Cléophée souriait. Le chat finit par conclure le miracle de façon fracassante.


- Alors, si tu vas mieux, tu auras bien envie de croquer ce caramel pour retrouver ta force mentale ?

- Je… J’ai faim en effet, plus que tout à l’heure… Mais je suis incapable de le manger sans son accord. Je veux bien faire souffrir des humains convertis au virtuel, mais pas un caramel qui me veut certainement plus de bien que n’importe quel être humain!


Le caramel se sentait toujours mal mais il avait fini par s’y faire. Il n’était pas un caramel. Il était un sachet en plastique. Il ne pouvait pas y changer grand’chose.

Alors, tel le futur martyr qui entre dans l’arène, digne et solennel, il s’avança doucement vers l’Insoumise pour lui offrir ce qu’il n’était plus.


- J’ai bien réfléchi: ça ne servirait à rien que je refuse de me laisser manger. Je… je n’ai jamais servi à grand’chose, alors, si je peux, pour une fois… et puis, je ne suis pas caramel, je… je vais retrouver ma vraie nature si tu me manges. C'est peut-être mieux pour moi… j’espère juste ne pas perdre toute ma raison, même si je n’en ai jamais trop eu…

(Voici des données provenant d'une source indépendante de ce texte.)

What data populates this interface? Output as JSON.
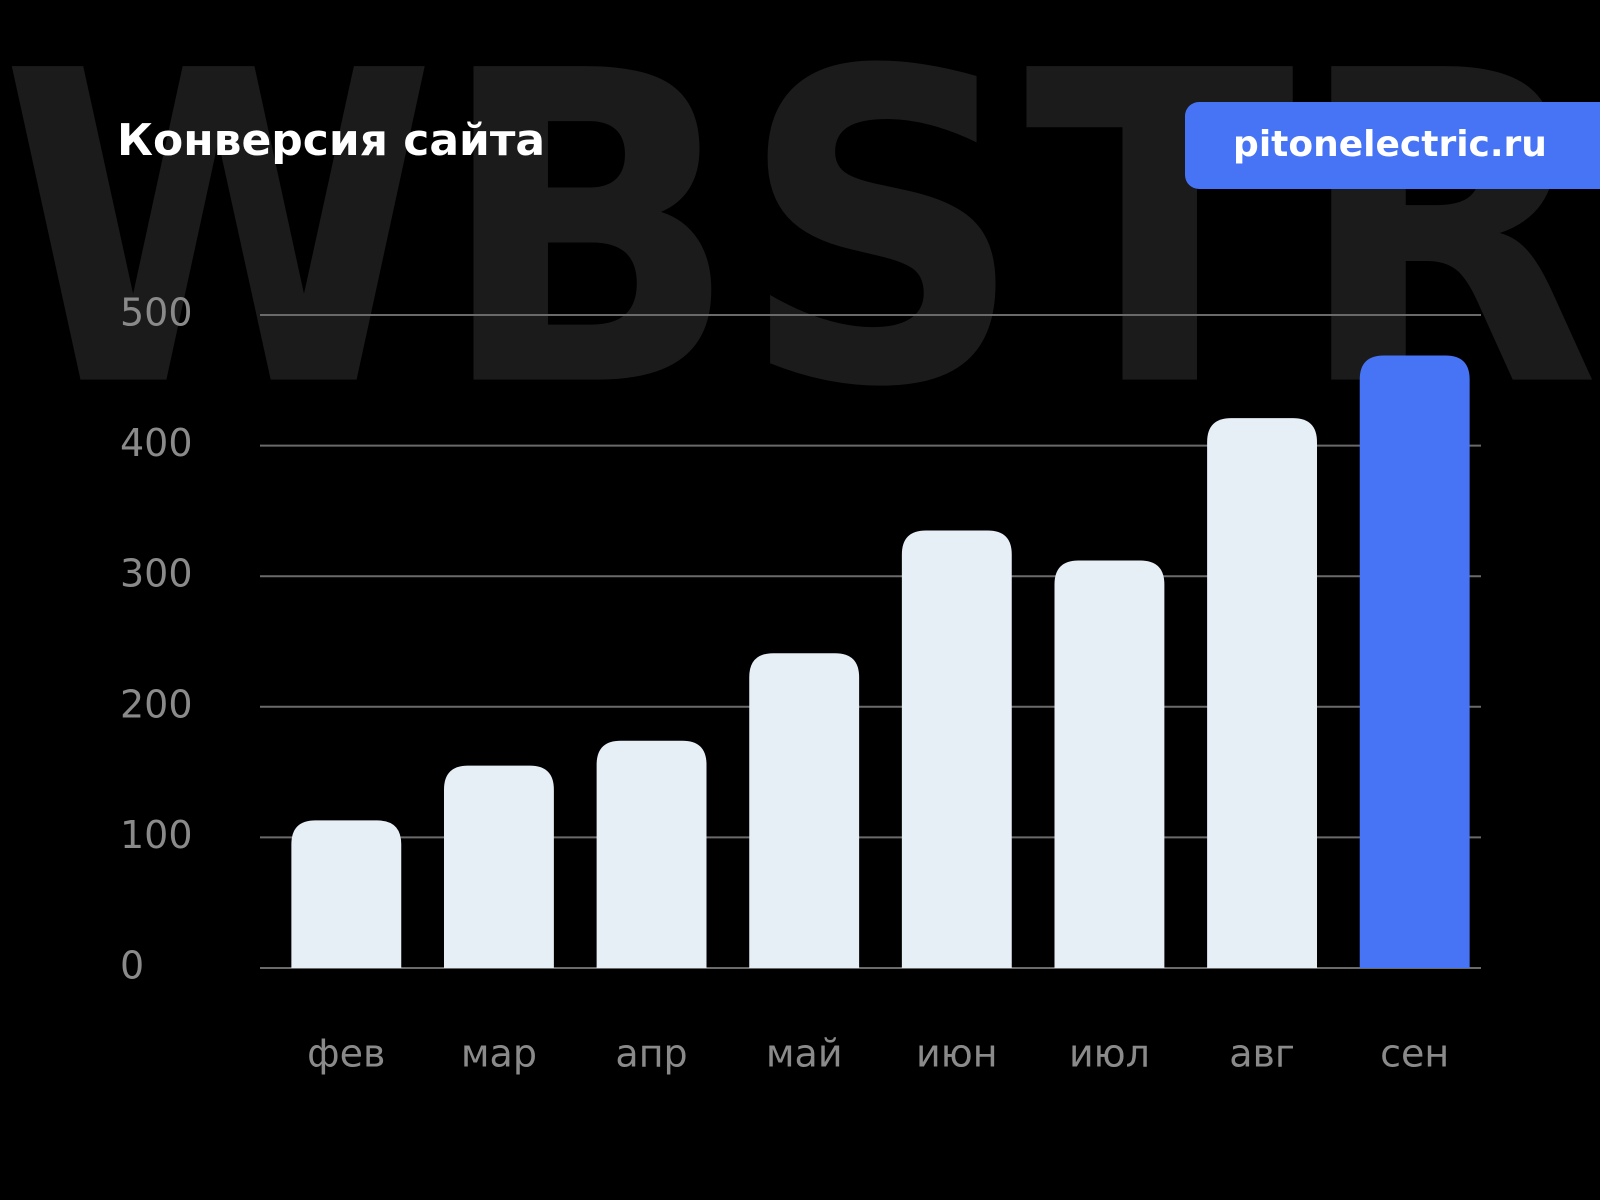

Il faisait ce qu’il pouvait pour ne rien laisser paraître mais le caramel était mort de trouille; les trois autres arrivaient à le déceler.

Cléophée aussi avait peur. Le caramel risquait de perdre sa raison; elle risquait de mourir. Elle savait que son organisme n’aurait peut-être pas la capacité de supporter une nourriture impure (non fabriquée par Virtua-world). Il y avait tellement longtemps…


mardi 9 juin 2009

Episode 74

Les premières étoiles apparaissaient quand le chapeau arrêta les souvenirs. Il n’en pouvait plus, il avait épuisé sa mémoire pour ressourcer celle de Cléophée.
Les yeux toujours clos, elle pleurait encore. Mais ces pleurs étaient apaisés : ce n’était plus des sanglots de rage, presque des sanglots de bonheur. Le chapeau avait réussi. Il avait pu ouvrir cette âme en déclin et y réintégrer des souvenirs heureux, il avait redonné l’envie à un être désespéré. Il ne s’en rendait pas encore compte.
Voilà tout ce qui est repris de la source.